I stepped out of my office and said to Jocelyn, "Hey, you see that e-mail from Security?"

"Mmm?" She looked up from her computer.

"Are we going to have to start locking everything up? I mean, what's the real story here?"

She shook her head, not very interested.

"I figured you might know someone in Security. No?"

"Honey," she said, "I know someone in just about every department in this company."

"Hmph," I said, shrugged, and went to the rest room.

When I came back, Jocelyn was talking into her telephone headset. She caught my eye, smiled and nodded as if she wanted to tell me something. "I think it's time for Greg to go bye-bye," she said into the phone. "Sweetie, I've got to go.
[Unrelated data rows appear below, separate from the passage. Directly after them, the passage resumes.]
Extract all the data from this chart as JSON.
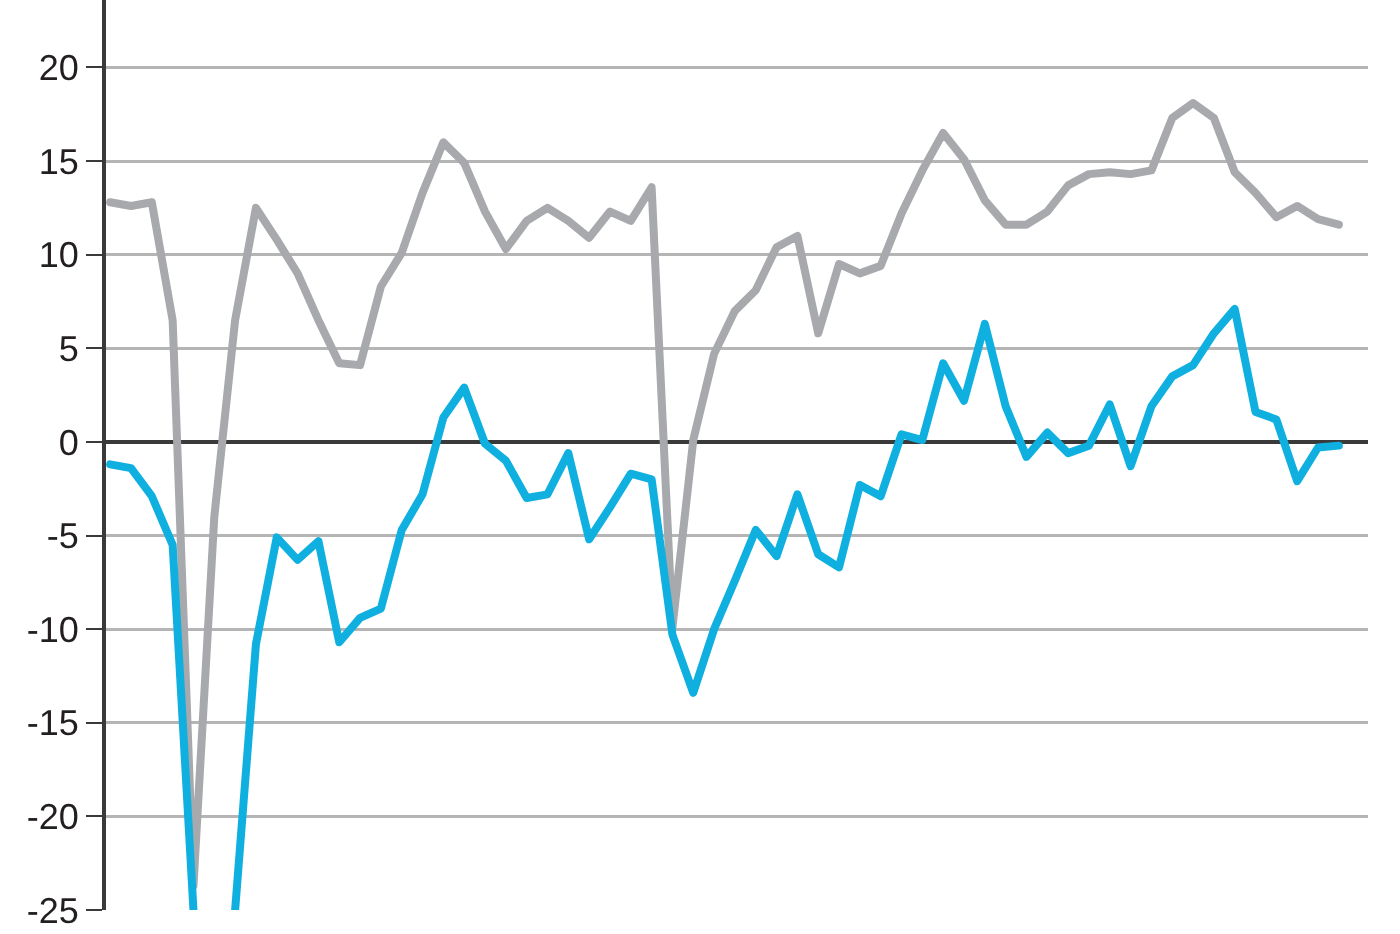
{
  "chart_data": {
    "type": "line",
    "categories": [
      null,
      null,
      null,
      null,
      null,
      null,
      null,
      null,
      null,
      null,
      null,
      null,
      null,
      null,
      null,
      null,
      null,
      null,
      null,
      null,
      null,
      null,
      null,
      null,
      null,
      null,
      null,
      null,
      null,
      null,
      null,
      null,
      null,
      null,
      null,
      null,
      null,
      null,
      null,
      null,
      null,
      null,
      null,
      null,
      null,
      null,
      null,
      null,
      null,
      null,
      null,
      null,
      null,
      null,
      null,
      null,
      null,
      null,
      null,
      null
    ],
    "series": [
      {
        "color": "#a7a9ac",
        "values": [
          12.8,
          12.6,
          12.8,
          6.5,
          -23.7,
          -4,
          6.5,
          12.5,
          10.8,
          9.0,
          6.5,
          4.2,
          4.1,
          8.3,
          10.1,
          13.3,
          16.0,
          14.9,
          12.3,
          10.3,
          11.8,
          12.5,
          11.8,
          10.9,
          12.3,
          11.8,
          13.6,
          -9.9,
          0.1,
          4.7,
          7.0,
          8.1,
          10.4,
          11.0,
          5.8,
          9.5,
          9.0,
          9.4,
          12.2,
          14.5,
          16.5,
          15.1,
          12.9,
          11.6,
          11.6,
          12.3,
          13.7,
          14.3,
          14.4,
          14.3,
          14.5,
          17.3,
          18.1,
          17.3,
          14.4,
          13.3,
          12.0,
          12.6,
          11.9,
          11.6
        ]
      },
      {
        "color": "#0fb0e0",
        "values": [
          -1.2,
          -1.4,
          -2.9,
          -5.5,
          -25,
          null,
          -25,
          -10.8,
          -5.1,
          -6.3,
          -5.3,
          -10.7,
          -9.4,
          -8.9,
          -4.7,
          -2.8,
          1.3,
          2.9,
          -0.1,
          -1.0,
          -3.0,
          -2.8,
          -0.6,
          -5.2,
          -3.5,
          -1.7,
          -2.0,
          -10.3,
          -13.4,
          -10.0,
          -7.4,
          -4.7,
          -6.1,
          -2.8,
          -6.0,
          -6.7,
          -2.3,
          -2.9,
          0.4,
          0.1,
          4.2,
          2.2,
          6.3,
          1.9,
          -0.8,
          0.5,
          -0.6,
          -0.2,
          2.0,
          -1.3,
          1.9,
          3.5,
          4.1,
          5.8,
          7.1,
          1.6,
          1.2,
          -2.1,
          -0.3,
          -0.2
        ]
      }
    ],
    "ylim": [
      -25,
      23.6
    ],
    "yticks": [
      -25,
      -20,
      -15,
      -10,
      -5,
      0,
      5,
      10,
      15,
      20
    ],
    "grid": "y",
    "marker": "none",
    "line_style": "solid"
  }
}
Nice catching up with you."

She looked at me. "Typical Security nonsense," she said with a knowing scowl. "I'm telling you, they'd claim credit for the sun and the rain if they could get away with it. It's like I thought—they're taking credit for a piece of dumb luck. One of the computers down in HR wasn't working right after the fire, so they called in Tech Support, and one of the techs saw something funny attached to the keyboard or something, some kind of extra wiring, I don't know. Believe me, the guys in Security aren't the sharpest knives in the drawer."

"So this 'security breach' is bogus?"

"Well, my girlfriend Caitlin says they really did find some kind of spy thingy, but it's not like those Sherlock Holmeses in Security would've ever found it if they didn't catch a lucky break."